Mais en réalité, l’État avoue qu’il n’a pas réussi à bâtir un
système de santé digne pour tous. Il choisit de soigner
les symptômes de ses privilégiés à Paris, plutôt que de
soigner la maladie du peuple à Bouaké.
Ce partenariat n’est pas un progrès. C’est une fuite en
avant, une capitulation éthique, un aveu
d’incompétence. Et tant que ce modèle perdurera – un
système de santé à deux vitesses, une médecine réservée
aux puissants et une survie improvisée pour les pauvres –
aucun développement réel ne sera possible.
IL EST ENCORE TEMPS
Nous ne sommes pas condamnés à cette injustice. Il
existe une alternative de refondation. La Côte d’Ivoire
regorge de médecins compétents, d’ingénieurs en santé
publique, de jeunes engagés prêts à bâtir un modèle
souverain, équitable, et accessible.
Mais pour cela, il faut rompre avec cette mentalité de
fuite, avec ce culte, ce mythe de la solution étrangère,
avec cette petite bourgeoisie politique obsédée par les
billets d’avion et les chambres d’hôtel à Neuilly en
France.
Il faut exiger des comptes. Publier les bilans. Auditer les
fonds.
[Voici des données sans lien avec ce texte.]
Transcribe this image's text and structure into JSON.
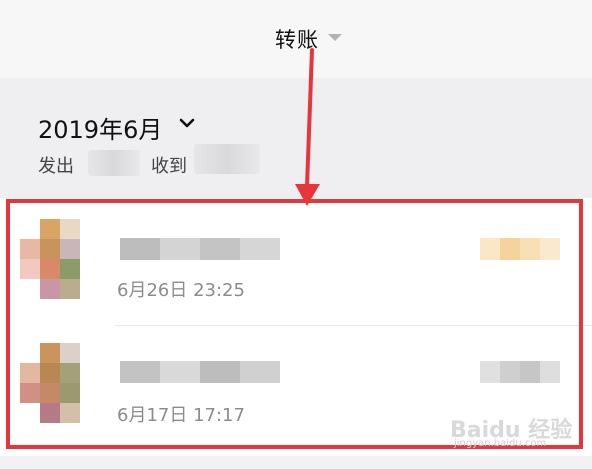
{
  "header": {
    "title": "转账"
  },
  "summary": {
    "month": "2019年6月",
    "sent_label": "发出",
    "received_label": "收到"
  },
  "transactions": [
    {
      "time": "6月26日 23:25"
    },
    {
      "time": "6月17日 17:17"
    }
  ],
  "colors": {
    "highlight": "#e8353c",
    "background": "#f2f2f4"
  },
  "watermark": {
    "text": "Baidu 经验",
    "sub": "jingyan.baidu.com"
  }
}
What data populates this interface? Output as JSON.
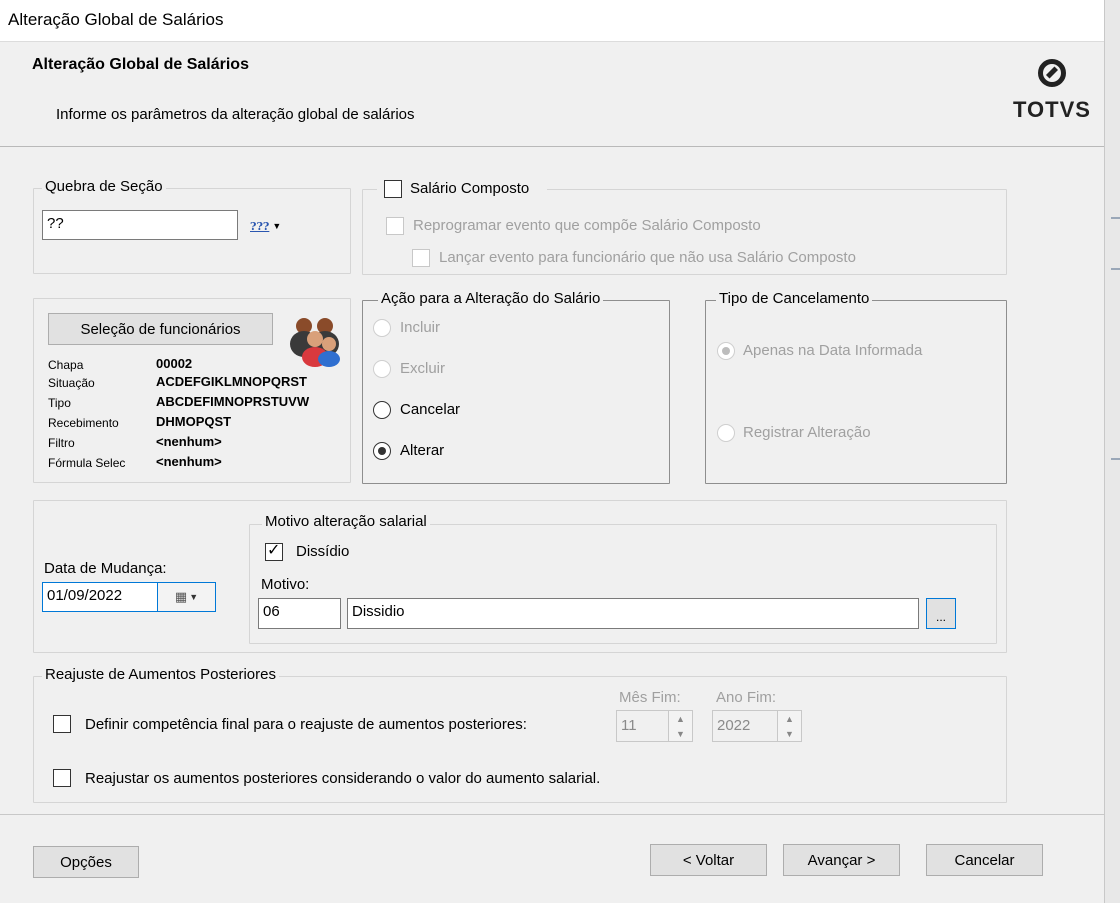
{
  "window": {
    "title": "Alteração Global de Salários"
  },
  "header": {
    "title": "Alteração Global de Salários",
    "subtitle": "Informe os parâmetros da alteração global de salários",
    "logo_text": "TOTVS"
  },
  "quebra": {
    "label": "Quebra de Seção",
    "value": "??",
    "dropdown_glyph": "???"
  },
  "salario_composto": {
    "label": "Salário Composto",
    "checked": false,
    "reprogramar_label": "Reprogramar evento que compõe Salário Composto",
    "lancar_label": "Lançar evento para funcionário que não usa Salário Composto"
  },
  "selecao": {
    "button_label": "Seleção de funcionários",
    "fields": [
      {
        "key": "Chapa",
        "value": "00002"
      },
      {
        "key": "Situação",
        "value": "ACDEFGIKLMNOPQRST"
      },
      {
        "key": "Tipo",
        "value": "ABCDEFIMNOPRSTUVW"
      },
      {
        "key": "Recebimento",
        "value": "DHMOPQST"
      },
      {
        "key": "Filtro",
        "value": "<nenhum>"
      },
      {
        "key": "Fórmula Selec",
        "value": "<nenhum>"
      }
    ]
  },
  "acao": {
    "label": "Ação para a Alteração do Salário",
    "options": [
      "Incluir",
      "Excluir",
      "Cancelar",
      "Alterar"
    ],
    "selected": "Alterar"
  },
  "cancelamento": {
    "label": "Tipo de Cancelamento",
    "options": [
      "Apenas na Data Informada",
      "Registrar Alteração"
    ],
    "selected": "Apenas na Data Informada"
  },
  "mudanca": {
    "label": "Data de Mudança:",
    "value": "01/09/2022"
  },
  "motivo": {
    "group_label": "Motivo alteração salarial",
    "dissidio_label": "Dissídio",
    "dissidio_checked": true,
    "motivo_label": "Motivo:",
    "code": "06",
    "description": "Dissidio",
    "browse_label": "..."
  },
  "reajuste": {
    "group_label": "Reajuste de Aumentos Posteriores",
    "definir_label": "Definir competência final para o reajuste de aumentos posteriores:",
    "mes_label": "Mês Fim:",
    "mes_value": "11",
    "ano_label": "Ano Fim:",
    "ano_value": "2022",
    "reajustar_label": "Reajustar os aumentos posteriores considerando o valor do aumento salarial."
  },
  "footer": {
    "opcoes": "Opções",
    "voltar": "< Voltar",
    "avancar": "Avançar >",
    "cancelar": "Cancelar"
  }
}
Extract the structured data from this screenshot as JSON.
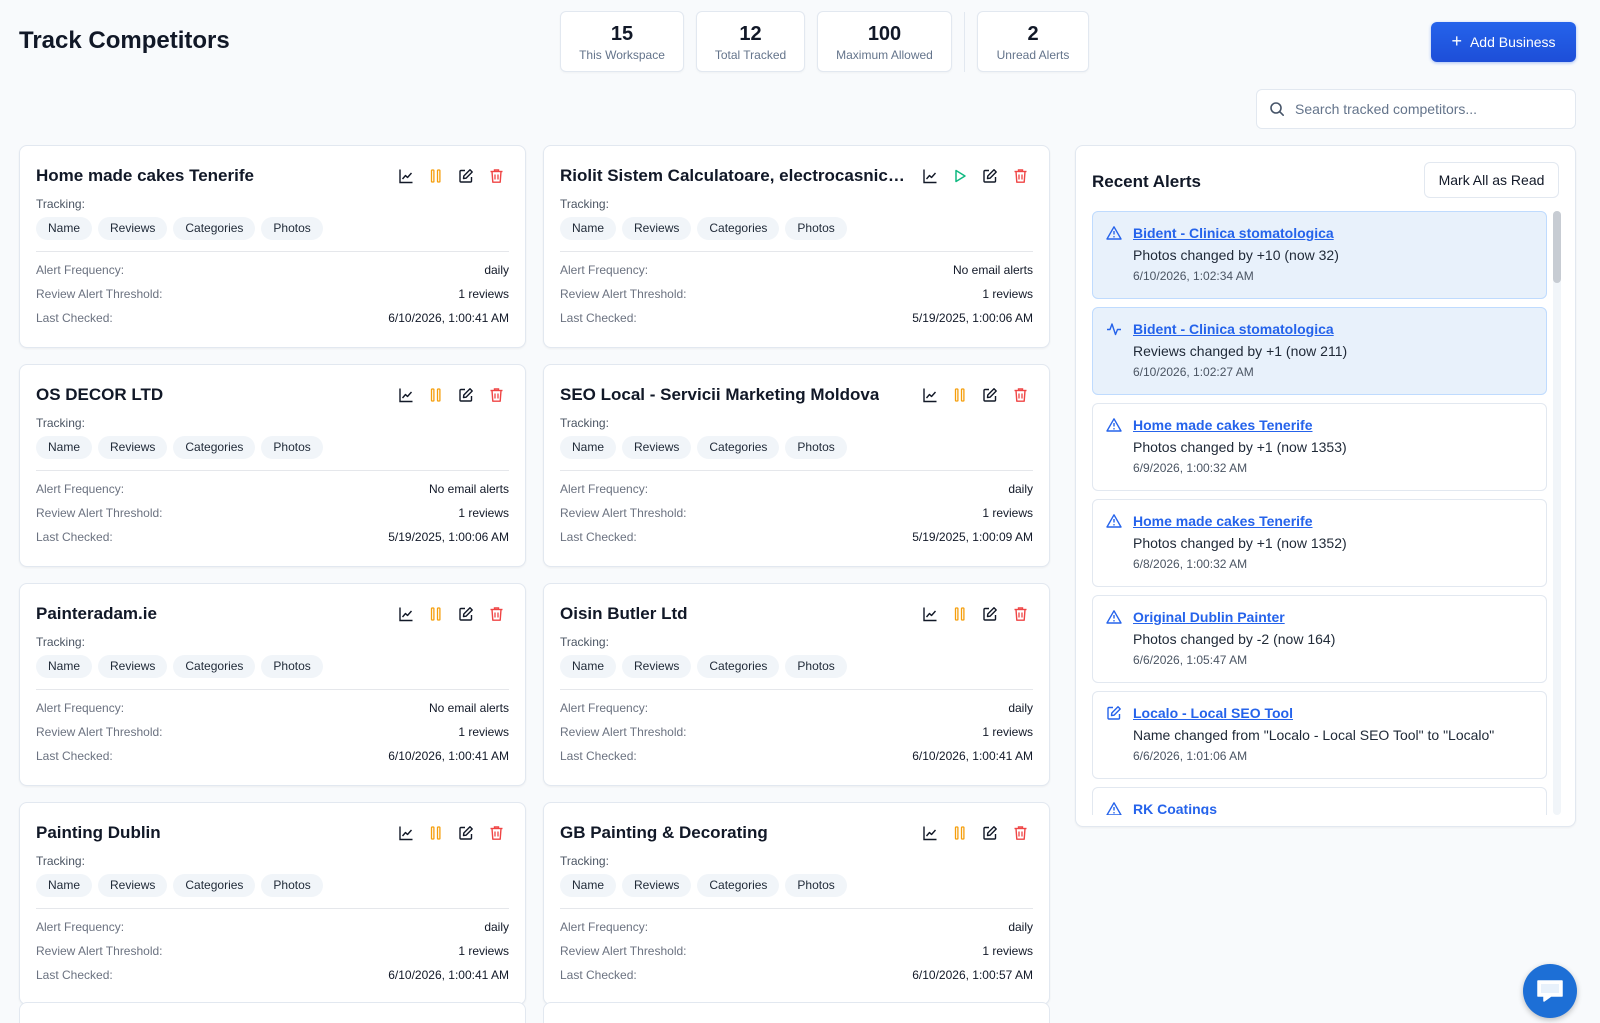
{
  "page": {
    "title": "Track Competitors"
  },
  "stats": [
    {
      "value": "15",
      "label": "This Workspace"
    },
    {
      "value": "12",
      "label": "Total Tracked"
    },
    {
      "value": "100",
      "label": "Maximum Allowed"
    },
    {
      "value": "2",
      "label": "Unread Alerts"
    }
  ],
  "add_button": {
    "label": "Add Business",
    "icon": "plus-icon"
  },
  "search": {
    "placeholder": "Search tracked competitors...",
    "value": ""
  },
  "card_labels": {
    "tracking": "Tracking:",
    "alert_frequency": "Alert Frequency:",
    "review_threshold": "Review Alert Threshold:",
    "last_checked": "Last Checked:"
  },
  "competitors": [
    {
      "name": "Home made cakes Tenerife",
      "status": "active",
      "tags": [
        "Name",
        "Reviews",
        "Categories",
        "Photos"
      ],
      "alert_frequency": "daily",
      "review_threshold": "1 reviews",
      "last_checked": "6/10/2026, 1:00:41 AM"
    },
    {
      "name": "Riolit Sistem Calculatoare, electrocasnice Chisinau",
      "status": "paused",
      "tags": [
        "Name",
        "Reviews",
        "Categories",
        "Photos"
      ],
      "alert_frequency": "No email alerts",
      "review_threshold": "1 reviews",
      "last_checked": "5/19/2025, 1:00:06 AM"
    },
    {
      "name": "OS DECOR LTD",
      "status": "active",
      "tags": [
        "Name",
        "Reviews",
        "Categories",
        "Photos"
      ],
      "alert_frequency": "No email alerts",
      "review_threshold": "1 reviews",
      "last_checked": "5/19/2025, 1:00:06 AM"
    },
    {
      "name": "SEO Local - Servicii Marketing Moldova",
      "status": "active",
      "tags": [
        "Name",
        "Reviews",
        "Categories",
        "Photos"
      ],
      "alert_frequency": "daily",
      "review_threshold": "1 reviews",
      "last_checked": "5/19/2025, 1:00:09 AM"
    },
    {
      "name": "Painteradam.ie",
      "status": "active",
      "tags": [
        "Name",
        "Reviews",
        "Categories",
        "Photos"
      ],
      "alert_frequency": "No email alerts",
      "review_threshold": "1 reviews",
      "last_checked": "6/10/2026, 1:00:41 AM"
    },
    {
      "name": "Oisin Butler Ltd",
      "status": "active",
      "tags": [
        "Name",
        "Reviews",
        "Categories",
        "Photos"
      ],
      "alert_frequency": "daily",
      "review_threshold": "1 reviews",
      "last_checked": "6/10/2026, 1:00:41 AM"
    },
    {
      "name": "Painting Dublin",
      "status": "active",
      "tags": [
        "Name",
        "Reviews",
        "Categories",
        "Photos"
      ],
      "alert_frequency": "daily",
      "review_threshold": "1 reviews",
      "last_checked": "6/10/2026, 1:00:41 AM"
    },
    {
      "name": "GB Painting & Decorating",
      "status": "active",
      "tags": [
        "Name",
        "Reviews",
        "Categories",
        "Photos"
      ],
      "alert_frequency": "daily",
      "review_threshold": "1 reviews",
      "last_checked": "6/10/2026, 1:00:57 AM"
    }
  ],
  "alerts_panel": {
    "title": "Recent Alerts",
    "mark_all_label": "Mark All as Read",
    "alerts": [
      {
        "title": "Bident - Clinica stomatologica",
        "message": "Photos changed by +10 (now 32)",
        "time": "6/10/2026, 1:02:34 AM",
        "icon": "warning-triangle-icon",
        "unread": true
      },
      {
        "title": "Bident - Clinica stomatologica",
        "message": "Reviews changed by +1 (now 211)",
        "time": "6/10/2026, 1:02:27 AM",
        "icon": "activity-pulse-icon",
        "unread": true
      },
      {
        "title": "Home made cakes Tenerife",
        "message": "Photos changed by +1 (now 1353)",
        "time": "6/9/2026, 1:00:32 AM",
        "icon": "warning-triangle-icon",
        "unread": false
      },
      {
        "title": "Home made cakes Tenerife",
        "message": "Photos changed by +1 (now 1352)",
        "time": "6/8/2026, 1:00:32 AM",
        "icon": "warning-triangle-icon",
        "unread": false
      },
      {
        "title": "Original Dublin Painter",
        "message": "Photos changed by -2 (now 164)",
        "time": "6/6/2026, 1:05:47 AM",
        "icon": "warning-triangle-icon",
        "unread": false
      },
      {
        "title": "Localo - Local SEO Tool",
        "message": "Name changed from \"Localo - Local SEO Tool\" to \"Localo\"",
        "time": "6/6/2026, 1:01:06 AM",
        "icon": "edit-icon",
        "unread": false
      },
      {
        "title": "RK Coatings",
        "message": "",
        "time": "",
        "icon": "warning-triangle-icon",
        "unread": false
      }
    ]
  },
  "colors": {
    "accent": "#2563eb",
    "pause": "#f59e0b",
    "play": "#10b981",
    "delete": "#ef4444",
    "unread_bg": "#e8f1fb"
  }
}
Écouter les soignants. Réhabiliter les hôpitaux. Et
surtout, faire en sorte que ceux qui gouvernent soient
les premiers à expérimenter ce qu’ils ont mis en place
pour le peuple.
Car si l’hôpital de Treichville n’est pas assez bon pour le
président de l’Assemblée, alors il n’est pas assez bon
pour la nation tout entière. Et cela est un scandale.
DR KOCK OOBHUSU, Économiste
: la présidente du Sénat a annoncé le renouvellement d’une convention permettant aux fonctionnaires et à leurs familles d’avoir accès à des tarifs préférentiels avec la compagnie Corsair, ainsi qu’avec l’hôpital américain de Paris.